- A new Greece heatwave has caused sea temperatures to rise sharply
The temperature of the Aegean Sea has now risen to 28C (around 82 F) — which is four degrees higher than normal for this time of year — due to the extended heatwave that hit Greece beginning early this week.
The Athens National Observatory, meteo.gr, says that satellite reports indicate that the rise in sea temperatures is also due to unusually mild winds.
High temperatures will continue to prevail in Greece for a fourth consecutive day on Friday. It is highly probable that temperatures in some parts of the mainland may exceed 42 degrees Celsius (107 degrees Fahrenheit), meteo said.
High temperatures are also expected in the Greek islands, with the mercury soaring as high as 37 to 38C (100.4 degrees F) in the Eastern Aegean and 38 to 39C (102 degrees F) on the Ionian islands.
At the same time, sand and dust concentrations will continue to be high, especially in western Greece and the Peloponnese.
A series of health safety guidelines were issued on Tuesday for vulnerable groups in an emergency bulletin by the National Observatory’s Meteo weather service.
According to a recent study by Meteo, heatwaves — defined as three consecutive days of above 36.5 Celsius (97.7 F) — are becoming more regular in Greece.
In 1987, a prolonged heat wave lasting from July 20 to 31 in Greece claimed more than 1,000 lives in the area of Athens alone.
The maximum temperature measured was 47.6 °C (117.7 °F) on July 23 in the center of Athens.
Greece heatwave brings Tropical sea temperatures
A recent study by the World Wide Fund for Nature (WWF) warned that the Mediterranean is turning into a tropical sea due to rising global temperatures.

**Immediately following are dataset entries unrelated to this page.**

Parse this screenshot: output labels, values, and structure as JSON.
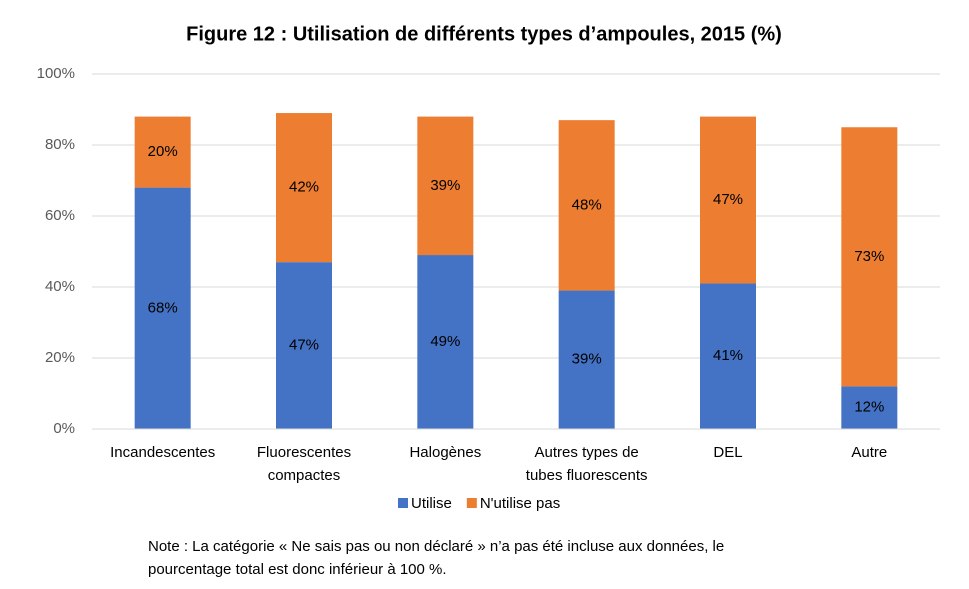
{
  "chart_data": {
    "type": "stacked_bar",
    "title": "Figure 12 : Utilisation de différents types d’ampoules,  2015 (%)",
    "categories": [
      "Incandescentes",
      "Fluorescentes\ncompactes",
      "Halogènes",
      "Autres types de\ntubes fluorescents",
      "DEL",
      "Autre"
    ],
    "series": [
      {
        "name": "Utilise",
        "color": "#4472c4",
        "values": [
          68,
          47,
          49,
          39,
          41,
          12
        ],
        "value_labels": [
          "68%",
          "47%",
          "49%",
          "39%",
          "41%",
          "12%"
        ]
      },
      {
        "name": "N'utilise pas",
        "color": "#ed7d31",
        "values": [
          20,
          42,
          39,
          48,
          47,
          73
        ],
        "value_labels": [
          "20%",
          "42%",
          "39%",
          "48%",
          "47%",
          "73%"
        ]
      }
    ],
    "ylim": [
      0,
      100
    ],
    "yticks": [
      {
        "value": 0,
        "label": "0%"
      },
      {
        "value": 20,
        "label": "20%"
      },
      {
        "value": 40,
        "label": "40%"
      },
      {
        "value": 60,
        "label": "60%"
      },
      {
        "value": 80,
        "label": "80%"
      },
      {
        "value": 100,
        "label": "100%"
      }
    ],
    "grid": true,
    "legend": "bottom",
    "note": [
      "Note : La catégorie « Ne sais pas ou non déclaré » n’a pas été incluse aux données, le",
      "pourcentage total est donc inférieur à 100 %."
    ]
  }
}
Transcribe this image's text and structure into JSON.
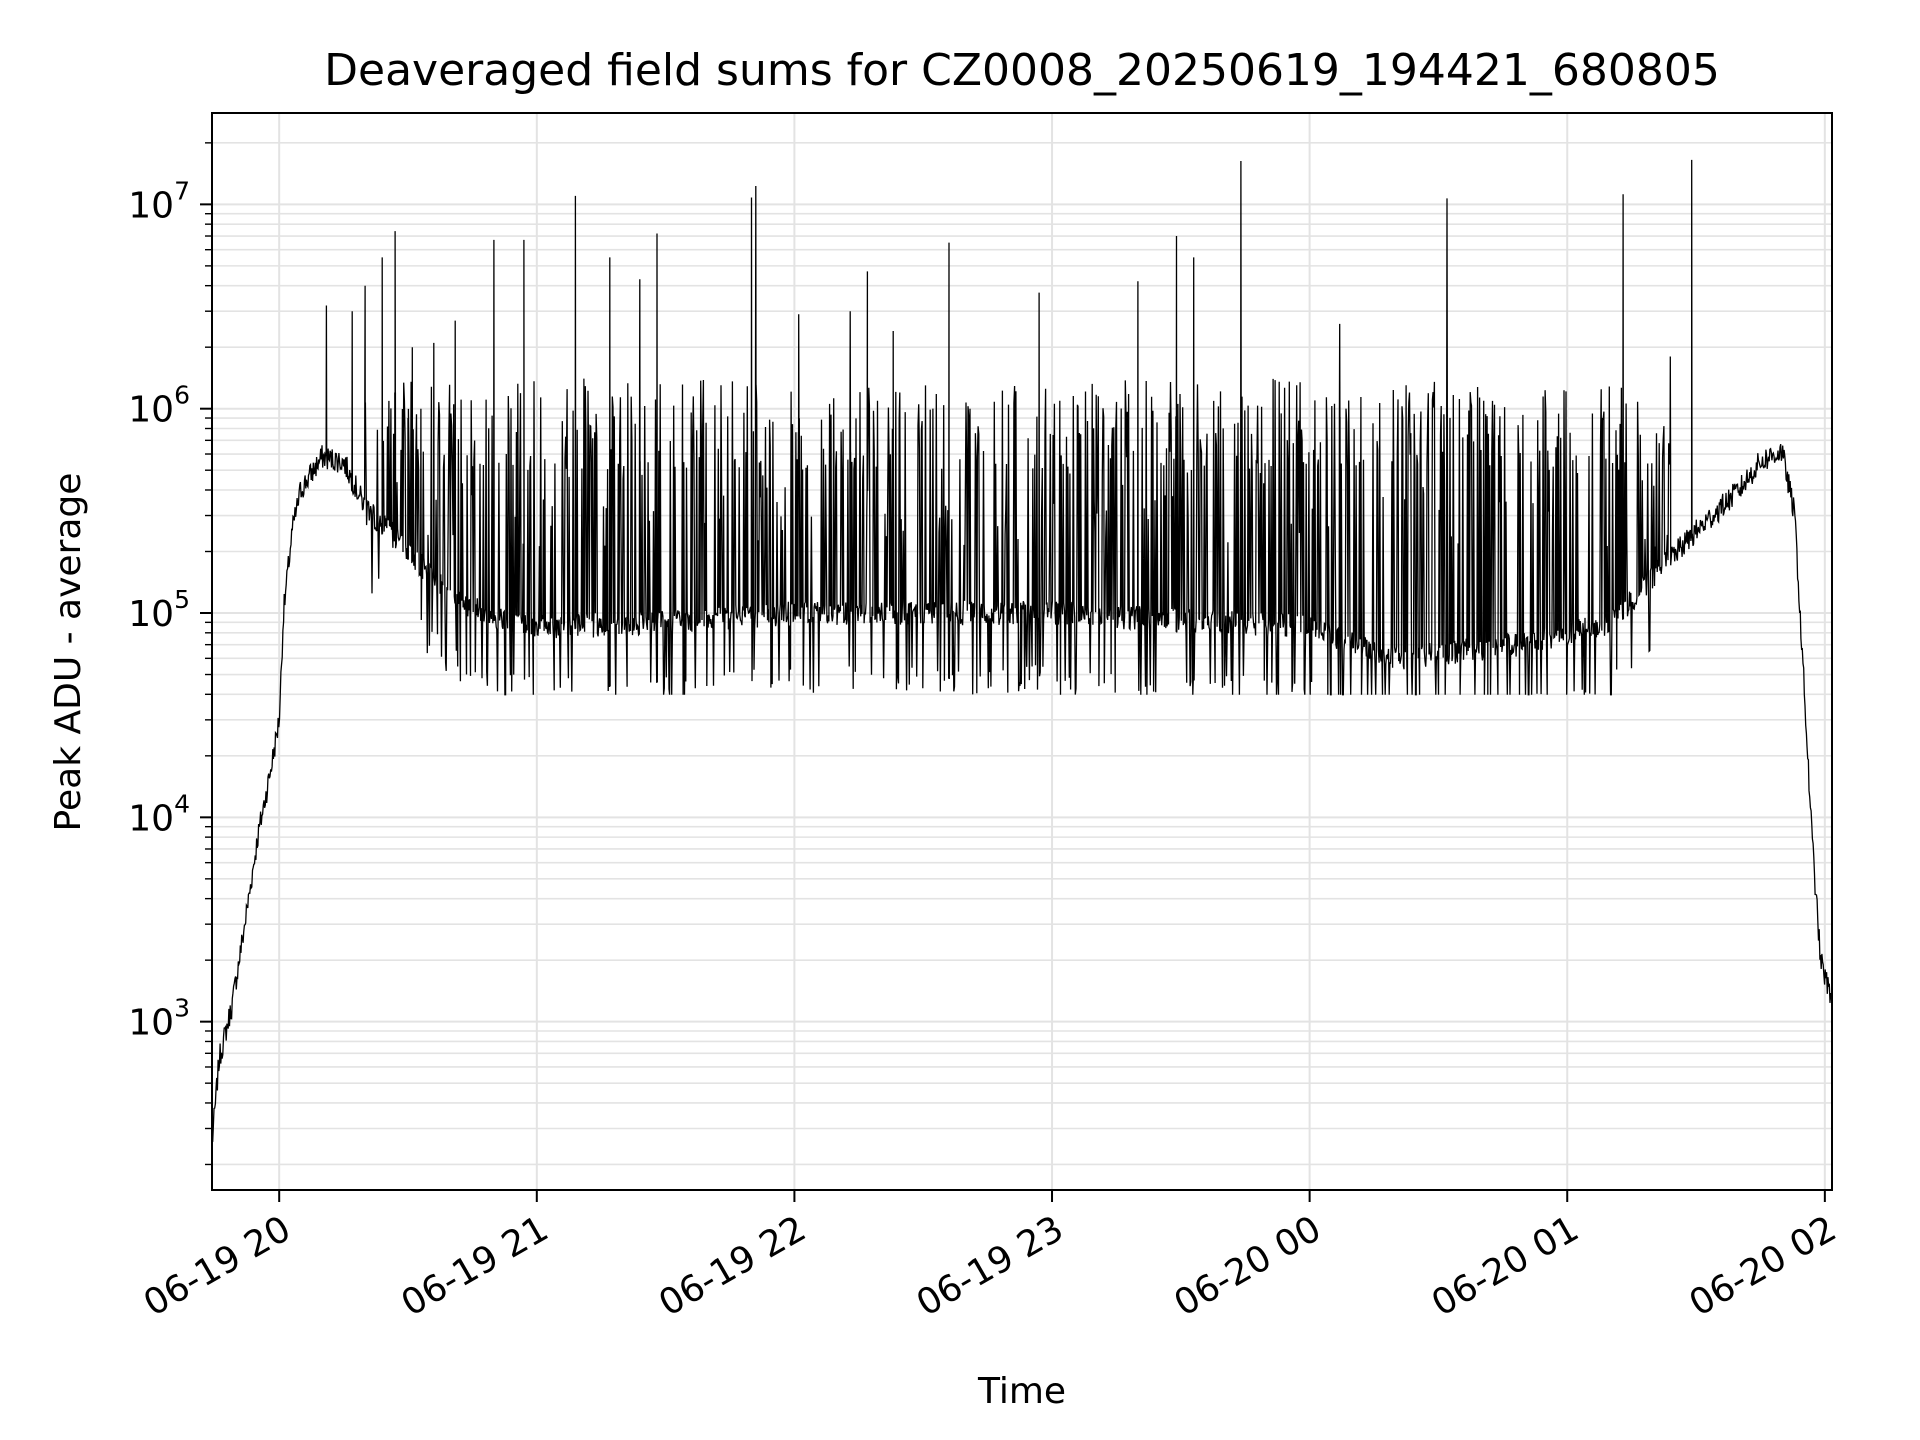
{
  "chart_data": {
    "type": "line",
    "title": "Deaveraged field sums for CZ0008_20250619_194421_680805",
    "xlabel": "Time",
    "ylabel": "Peak ADU - average",
    "yscale": "log",
    "ylim": [
      150,
      28000000
    ],
    "xlim": [
      "2025-06-19 19:44:21",
      "2025-06-20 02:01:40"
    ],
    "grid": true,
    "line_color": "#000000",
    "x_ticks": [
      "06-19 20",
      "06-19 21",
      "06-19 22",
      "06-19 23",
      "06-20 00",
      "06-20 01",
      "06-20 02"
    ],
    "y_ticks": [
      {
        "base": "10",
        "exp": "3",
        "value": 1000
      },
      {
        "base": "10",
        "exp": "4",
        "value": 10000
      },
      {
        "base": "10",
        "exp": "5",
        "value": 100000
      },
      {
        "base": "10",
        "exp": "6",
        "value": 1000000
      },
      {
        "base": "10",
        "exp": "7",
        "value": 10000000
      }
    ],
    "baseline": [
      {
        "t": "2025-06-19 19:44:21",
        "v": 250
      },
      {
        "t": "2025-06-19 19:46:00",
        "v": 650
      },
      {
        "t": "2025-06-19 19:49:00",
        "v": 1200
      },
      {
        "t": "2025-06-19 19:52:00",
        "v": 3000
      },
      {
        "t": "2025-06-19 19:55:00",
        "v": 8000
      },
      {
        "t": "2025-06-19 19:58:00",
        "v": 17000
      },
      {
        "t": "2025-06-19 20:00:00",
        "v": 30000
      },
      {
        "t": "2025-06-19 20:01:00",
        "v": 100000
      },
      {
        "t": "2025-06-19 20:03:00",
        "v": 250000
      },
      {
        "t": "2025-06-19 20:05:00",
        "v": 400000
      },
      {
        "t": "2025-06-19 20:10:00",
        "v": 580000
      },
      {
        "t": "2025-06-19 20:15:00",
        "v": 550000
      },
      {
        "t": "2025-06-19 20:20:00",
        "v": 330000
      },
      {
        "t": "2025-06-19 20:30:00",
        "v": 200000
      },
      {
        "t": "2025-06-19 20:40:00",
        "v": 120000
      },
      {
        "t": "2025-06-19 20:50:00",
        "v": 95000
      },
      {
        "t": "2025-06-19 21:00:00",
        "v": 85000
      },
      {
        "t": "2025-06-19 21:30:00",
        "v": 90000
      },
      {
        "t": "2025-06-19 22:00:00",
        "v": 100000
      },
      {
        "t": "2025-06-19 23:00:00",
        "v": 100000
      },
      {
        "t": "2025-06-20 00:00:00",
        "v": 85000
      },
      {
        "t": "2025-06-20 00:20:00",
        "v": 60000
      },
      {
        "t": "2025-06-20 00:50:00",
        "v": 70000
      },
      {
        "t": "2025-06-20 01:10:00",
        "v": 90000
      },
      {
        "t": "2025-06-20 01:20:00",
        "v": 150000
      },
      {
        "t": "2025-06-20 01:30:00",
        "v": 250000
      },
      {
        "t": "2025-06-20 01:40:00",
        "v": 400000
      },
      {
        "t": "2025-06-20 01:45:00",
        "v": 550000
      },
      {
        "t": "2025-06-20 01:50:00",
        "v": 620000
      },
      {
        "t": "2025-06-20 01:53:00",
        "v": 300000
      },
      {
        "t": "2025-06-20 01:55:00",
        "v": 50000
      },
      {
        "t": "2025-06-20 01:57:00",
        "v": 8000
      },
      {
        "t": "2025-06-20 01:59:00",
        "v": 2000
      },
      {
        "t": "2025-06-20 02:01:00",
        "v": 1400
      }
    ],
    "spikes": [
      {
        "t": "2025-06-19 20:11:00",
        "v": 3200000
      },
      {
        "t": "2025-06-19 20:17:00",
        "v": 3000000
      },
      {
        "t": "2025-06-19 20:20:00",
        "v": 4000000
      },
      {
        "t": "2025-06-19 20:24:00",
        "v": 5500000
      },
      {
        "t": "2025-06-19 20:27:00",
        "v": 1200000
      },
      {
        "t": "2025-06-19 20:30:00",
        "v": 900000
      },
      {
        "t": "2025-06-19 20:33:00",
        "v": 1000000
      },
      {
        "t": "2025-06-19 20:27:00",
        "v": 7400000
      },
      {
        "t": "2025-06-19 20:31:00",
        "v": 2000000
      },
      {
        "t": "2025-06-19 20:36:00",
        "v": 2100000
      },
      {
        "t": "2025-06-19 20:41:00",
        "v": 2700000
      },
      {
        "t": "2025-06-19 20:50:00",
        "v": 6700000
      },
      {
        "t": "2025-06-19 20:57:00",
        "v": 6700000
      },
      {
        "t": "2025-06-19 21:09:00",
        "v": 11000000
      },
      {
        "t": "2025-06-19 21:17:00",
        "v": 5500000
      },
      {
        "t": "2025-06-19 21:24:00",
        "v": 4300000
      },
      {
        "t": "2025-06-19 21:28:00",
        "v": 7200000
      },
      {
        "t": "2025-06-19 21:50:00",
        "v": 10800000
      },
      {
        "t": "2025-06-19 21:51:00",
        "v": 12300000
      },
      {
        "t": "2025-06-19 22:01:00",
        "v": 2900000
      },
      {
        "t": "2025-06-19 22:13:00",
        "v": 3000000
      },
      {
        "t": "2025-06-19 22:17:00",
        "v": 4700000
      },
      {
        "t": "2025-06-19 22:23:00",
        "v": 2400000
      },
      {
        "t": "2025-06-19 22:36:00",
        "v": 6500000
      },
      {
        "t": "2025-06-19 22:57:00",
        "v": 3700000
      },
      {
        "t": "2025-06-19 23:20:00",
        "v": 4200000
      },
      {
        "t": "2025-06-19 23:29:00",
        "v": 7000000
      },
      {
        "t": "2025-06-19 23:33:00",
        "v": 5500000
      },
      {
        "t": "2025-06-19 23:44:00",
        "v": 16300000
      },
      {
        "t": "2025-06-20 00:07:00",
        "v": 2600000
      },
      {
        "t": "2025-06-20 00:32:00",
        "v": 10700000
      },
      {
        "t": "2025-06-20 01:13:00",
        "v": 11200000
      },
      {
        "t": "2025-06-20 01:24:00",
        "v": 1800000
      },
      {
        "t": "2025-06-20 01:29:00",
        "v": 16500000
      }
    ]
  }
}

The Italian branch of the WWF says that due to the climate crisis nearly 1,000 exotic species have adapted to live in its waters — replacing endemic species.
This finding confirms reports by Greek scientists that alien fish species from the Red Sea have “invaded” the Aegean and the Ionian Seas over the last several years.
The study found that with temperatures rising 20 percent faster than the global average and sea levels also rising — they are projected to have risen one meter by 2100 — the Mediterranean is becoming the saltiest and fastest-warming sea on the planet.